Last month, when a supporter of New York’s Muslim Mayor Zohran Mamdani said on social media that dogs have no place in a Muslim home, Fine wrote: “If they force us to choose, the choice between dogs and Muslims is not a difficult one.” 

Then on Feb. 20, Fine introduced to Congress the “Protecting Puppies from Sharia Act,” cosponsored by nine Republicans.

Fine has been criticized in the past for making Islamophobic and anti-Arab comments on his social medial pages.

Last May, when Michigan Democrat Rashida Tlaib said it was “a crime to use starvation as a weapon in Gaza,” Fine responded: “Tell your fellow Muslim terrorists to release the hostages and surrender. Until then, #StarveAway.”

During his election campaign in December 2023, in response to an anonymous poster on X who criticized delays in getting food trucks into Gaza, Fine wrote: “Stop the trucks. Let them eat rockets. There are plenty of those. #Bombsaway.”

Before running for Congress, responding to a New York Times report and photo of 67 Arab children killed by Israel, he said: “Thanks for the pic.”

Muslim groups in Florida have been complaining about Fine’s rhetoric since 2021, including after he sent a private Instagram message to a Florida Muslim saying: “Go blow yourself up!”

Kelly said she is also disturbed by the comments of Fine’s allies, citing them as a broader undercurrent of Islamophobia rising in the US.

She insisted that Islamophobia is no different than antisemitism or racism against other groups, including African Americans like herself.

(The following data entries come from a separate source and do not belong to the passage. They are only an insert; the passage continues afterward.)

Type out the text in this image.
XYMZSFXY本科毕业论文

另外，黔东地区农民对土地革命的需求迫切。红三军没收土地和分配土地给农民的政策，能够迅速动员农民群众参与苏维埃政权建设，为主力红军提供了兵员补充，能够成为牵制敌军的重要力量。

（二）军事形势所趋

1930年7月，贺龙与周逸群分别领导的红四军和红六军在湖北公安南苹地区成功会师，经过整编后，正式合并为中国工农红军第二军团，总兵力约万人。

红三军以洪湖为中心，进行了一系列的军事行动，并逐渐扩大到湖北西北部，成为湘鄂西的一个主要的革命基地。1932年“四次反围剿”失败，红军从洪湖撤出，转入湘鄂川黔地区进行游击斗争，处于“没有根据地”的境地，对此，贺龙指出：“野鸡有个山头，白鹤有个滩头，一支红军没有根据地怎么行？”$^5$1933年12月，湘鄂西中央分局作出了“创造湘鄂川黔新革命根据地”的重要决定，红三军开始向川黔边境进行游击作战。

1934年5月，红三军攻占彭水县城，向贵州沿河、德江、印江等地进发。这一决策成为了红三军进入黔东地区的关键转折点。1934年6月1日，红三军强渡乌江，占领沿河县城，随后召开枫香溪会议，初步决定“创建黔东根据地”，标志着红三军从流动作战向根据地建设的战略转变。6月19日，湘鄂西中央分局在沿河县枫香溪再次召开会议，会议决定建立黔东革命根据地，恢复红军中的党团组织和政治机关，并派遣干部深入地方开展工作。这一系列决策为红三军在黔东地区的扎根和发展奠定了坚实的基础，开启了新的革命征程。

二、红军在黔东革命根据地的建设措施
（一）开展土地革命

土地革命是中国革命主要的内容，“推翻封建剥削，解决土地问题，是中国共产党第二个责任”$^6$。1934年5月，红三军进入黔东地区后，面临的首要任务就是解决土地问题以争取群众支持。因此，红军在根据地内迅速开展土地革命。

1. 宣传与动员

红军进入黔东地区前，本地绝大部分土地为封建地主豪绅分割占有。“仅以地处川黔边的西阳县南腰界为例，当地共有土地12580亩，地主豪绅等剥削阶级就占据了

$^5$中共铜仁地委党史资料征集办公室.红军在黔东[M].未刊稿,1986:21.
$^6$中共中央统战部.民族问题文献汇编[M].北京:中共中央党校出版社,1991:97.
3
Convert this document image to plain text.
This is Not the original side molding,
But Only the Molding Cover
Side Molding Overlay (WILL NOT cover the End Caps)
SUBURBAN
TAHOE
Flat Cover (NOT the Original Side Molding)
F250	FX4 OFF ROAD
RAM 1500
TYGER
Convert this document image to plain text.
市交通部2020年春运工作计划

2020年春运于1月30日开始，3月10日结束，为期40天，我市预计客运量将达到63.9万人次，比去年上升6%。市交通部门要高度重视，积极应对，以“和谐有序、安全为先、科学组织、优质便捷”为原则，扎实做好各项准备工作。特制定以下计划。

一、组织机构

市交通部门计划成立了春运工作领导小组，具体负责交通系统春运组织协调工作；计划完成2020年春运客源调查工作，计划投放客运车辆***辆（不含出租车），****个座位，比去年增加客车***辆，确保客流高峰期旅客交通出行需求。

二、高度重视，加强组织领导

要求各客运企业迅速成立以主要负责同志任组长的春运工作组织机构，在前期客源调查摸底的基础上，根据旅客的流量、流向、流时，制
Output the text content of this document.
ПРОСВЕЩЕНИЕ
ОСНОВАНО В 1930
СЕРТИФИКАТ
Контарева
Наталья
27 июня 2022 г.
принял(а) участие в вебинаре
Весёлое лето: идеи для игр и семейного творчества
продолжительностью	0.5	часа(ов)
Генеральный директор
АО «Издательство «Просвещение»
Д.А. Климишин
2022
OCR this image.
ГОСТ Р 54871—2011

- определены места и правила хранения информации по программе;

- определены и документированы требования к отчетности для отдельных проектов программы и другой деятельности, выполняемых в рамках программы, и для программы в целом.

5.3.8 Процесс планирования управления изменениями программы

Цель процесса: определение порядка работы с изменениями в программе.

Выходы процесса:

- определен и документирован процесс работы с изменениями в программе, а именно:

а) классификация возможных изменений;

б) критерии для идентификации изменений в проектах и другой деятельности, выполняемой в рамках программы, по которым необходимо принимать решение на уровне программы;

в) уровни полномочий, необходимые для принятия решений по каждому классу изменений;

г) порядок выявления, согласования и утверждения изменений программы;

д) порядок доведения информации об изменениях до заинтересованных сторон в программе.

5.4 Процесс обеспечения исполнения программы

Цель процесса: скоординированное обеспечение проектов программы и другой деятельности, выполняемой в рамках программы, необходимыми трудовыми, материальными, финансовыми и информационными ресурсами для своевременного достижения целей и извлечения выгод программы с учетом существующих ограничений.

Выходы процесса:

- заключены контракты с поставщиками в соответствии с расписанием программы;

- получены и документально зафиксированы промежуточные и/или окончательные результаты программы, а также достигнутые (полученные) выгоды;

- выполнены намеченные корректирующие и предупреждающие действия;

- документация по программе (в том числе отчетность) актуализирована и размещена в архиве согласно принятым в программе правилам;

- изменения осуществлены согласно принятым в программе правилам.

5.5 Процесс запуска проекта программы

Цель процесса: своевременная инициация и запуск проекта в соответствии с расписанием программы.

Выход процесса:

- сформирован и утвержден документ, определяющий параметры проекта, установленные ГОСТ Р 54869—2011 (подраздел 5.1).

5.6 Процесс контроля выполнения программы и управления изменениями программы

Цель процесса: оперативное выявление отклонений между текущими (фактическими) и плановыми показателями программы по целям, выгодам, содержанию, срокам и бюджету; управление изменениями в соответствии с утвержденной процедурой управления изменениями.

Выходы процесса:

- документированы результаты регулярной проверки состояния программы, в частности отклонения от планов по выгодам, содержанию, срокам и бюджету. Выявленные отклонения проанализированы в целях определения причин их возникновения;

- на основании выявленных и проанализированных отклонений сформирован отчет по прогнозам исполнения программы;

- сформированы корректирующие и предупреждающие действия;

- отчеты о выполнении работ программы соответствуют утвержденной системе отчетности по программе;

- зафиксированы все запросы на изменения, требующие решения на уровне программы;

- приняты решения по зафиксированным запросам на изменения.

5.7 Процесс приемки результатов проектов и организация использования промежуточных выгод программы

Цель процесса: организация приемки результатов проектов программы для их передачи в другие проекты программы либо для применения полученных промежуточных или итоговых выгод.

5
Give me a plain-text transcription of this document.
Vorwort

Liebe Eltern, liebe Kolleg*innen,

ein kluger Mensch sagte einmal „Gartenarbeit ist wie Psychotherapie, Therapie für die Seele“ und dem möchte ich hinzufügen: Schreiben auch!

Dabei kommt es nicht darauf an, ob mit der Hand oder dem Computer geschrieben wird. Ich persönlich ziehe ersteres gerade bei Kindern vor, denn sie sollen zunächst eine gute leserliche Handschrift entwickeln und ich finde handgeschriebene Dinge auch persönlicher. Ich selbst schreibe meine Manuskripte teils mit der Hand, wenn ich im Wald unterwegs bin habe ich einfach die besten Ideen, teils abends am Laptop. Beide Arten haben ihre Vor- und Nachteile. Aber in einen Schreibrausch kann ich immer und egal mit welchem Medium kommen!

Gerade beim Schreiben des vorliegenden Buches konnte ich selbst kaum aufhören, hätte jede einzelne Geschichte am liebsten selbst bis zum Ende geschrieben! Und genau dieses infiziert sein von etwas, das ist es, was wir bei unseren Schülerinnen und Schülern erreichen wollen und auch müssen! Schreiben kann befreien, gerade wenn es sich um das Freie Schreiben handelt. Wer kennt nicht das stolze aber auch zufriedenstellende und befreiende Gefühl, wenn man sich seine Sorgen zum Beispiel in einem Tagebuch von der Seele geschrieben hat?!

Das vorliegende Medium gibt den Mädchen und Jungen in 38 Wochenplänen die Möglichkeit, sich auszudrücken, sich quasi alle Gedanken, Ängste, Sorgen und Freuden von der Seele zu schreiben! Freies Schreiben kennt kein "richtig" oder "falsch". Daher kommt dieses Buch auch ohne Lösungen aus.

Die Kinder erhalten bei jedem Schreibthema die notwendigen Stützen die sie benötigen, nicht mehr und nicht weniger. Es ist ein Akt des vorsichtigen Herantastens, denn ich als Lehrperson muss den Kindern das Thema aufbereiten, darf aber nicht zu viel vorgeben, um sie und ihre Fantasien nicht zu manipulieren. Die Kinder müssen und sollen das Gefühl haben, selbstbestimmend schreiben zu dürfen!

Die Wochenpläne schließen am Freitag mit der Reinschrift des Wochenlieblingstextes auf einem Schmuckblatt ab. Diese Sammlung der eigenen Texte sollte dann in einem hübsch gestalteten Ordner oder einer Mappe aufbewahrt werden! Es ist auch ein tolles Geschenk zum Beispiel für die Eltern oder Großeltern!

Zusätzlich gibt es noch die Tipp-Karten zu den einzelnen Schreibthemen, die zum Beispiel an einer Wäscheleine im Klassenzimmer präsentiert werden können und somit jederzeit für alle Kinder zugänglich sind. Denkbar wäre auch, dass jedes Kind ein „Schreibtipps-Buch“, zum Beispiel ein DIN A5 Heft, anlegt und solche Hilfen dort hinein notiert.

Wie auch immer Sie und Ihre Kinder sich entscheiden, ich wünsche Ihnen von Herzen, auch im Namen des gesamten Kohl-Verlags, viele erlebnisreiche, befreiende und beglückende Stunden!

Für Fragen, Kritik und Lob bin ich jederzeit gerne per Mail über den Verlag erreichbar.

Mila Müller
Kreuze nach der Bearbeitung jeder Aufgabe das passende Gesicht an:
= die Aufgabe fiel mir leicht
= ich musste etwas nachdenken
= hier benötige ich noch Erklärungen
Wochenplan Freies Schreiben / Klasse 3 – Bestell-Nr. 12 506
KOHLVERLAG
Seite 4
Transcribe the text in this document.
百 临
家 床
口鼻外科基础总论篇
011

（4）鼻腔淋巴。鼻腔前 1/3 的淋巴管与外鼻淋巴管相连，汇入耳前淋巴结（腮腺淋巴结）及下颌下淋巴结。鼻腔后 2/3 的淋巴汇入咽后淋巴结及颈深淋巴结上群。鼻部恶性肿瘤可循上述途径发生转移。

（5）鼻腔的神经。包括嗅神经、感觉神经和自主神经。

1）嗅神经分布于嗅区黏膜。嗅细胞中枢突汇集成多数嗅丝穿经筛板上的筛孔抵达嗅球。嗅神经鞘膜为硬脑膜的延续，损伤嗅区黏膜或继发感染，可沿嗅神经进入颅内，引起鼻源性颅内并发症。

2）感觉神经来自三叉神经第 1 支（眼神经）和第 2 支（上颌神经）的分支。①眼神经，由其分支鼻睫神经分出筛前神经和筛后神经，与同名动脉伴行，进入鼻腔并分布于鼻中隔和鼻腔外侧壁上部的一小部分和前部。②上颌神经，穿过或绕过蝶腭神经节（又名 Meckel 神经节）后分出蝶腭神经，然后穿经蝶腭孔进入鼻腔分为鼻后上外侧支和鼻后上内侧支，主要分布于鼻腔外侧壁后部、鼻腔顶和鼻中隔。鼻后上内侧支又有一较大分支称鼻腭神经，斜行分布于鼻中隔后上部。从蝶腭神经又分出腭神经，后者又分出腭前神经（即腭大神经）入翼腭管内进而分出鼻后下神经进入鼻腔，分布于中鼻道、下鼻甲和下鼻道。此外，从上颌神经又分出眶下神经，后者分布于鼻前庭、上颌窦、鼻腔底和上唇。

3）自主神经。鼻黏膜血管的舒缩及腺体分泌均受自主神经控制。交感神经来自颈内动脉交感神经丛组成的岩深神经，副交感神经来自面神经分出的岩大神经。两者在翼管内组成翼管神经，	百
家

Fine and Tennessee Congressman Andy Ogles “are spreading hate and should be censured,” Kelly wrote on her own Facebook page this past week.

“Our country is already divided enough, members of Congress should not be targeting Muslims for political gain.”

Ogles, a cosponsor of the “Protecting Puppies from Sharia Act,” declared: “Muslims don’t belong in American society. Pluralism is a lie.”

Kelly, who was elected to Congress in 2013, said: “I think they should all be censured. I say to people that feel the Islamophobia, ‘Don’t get weary, don’t get lost in the chaos. That’s what they want you to do. You can’t go in your house and close the door. You have to be a voice. You can’t stay on the sidelines because this isn’t acceptable.’”

Arab News reached out to Fine for comment.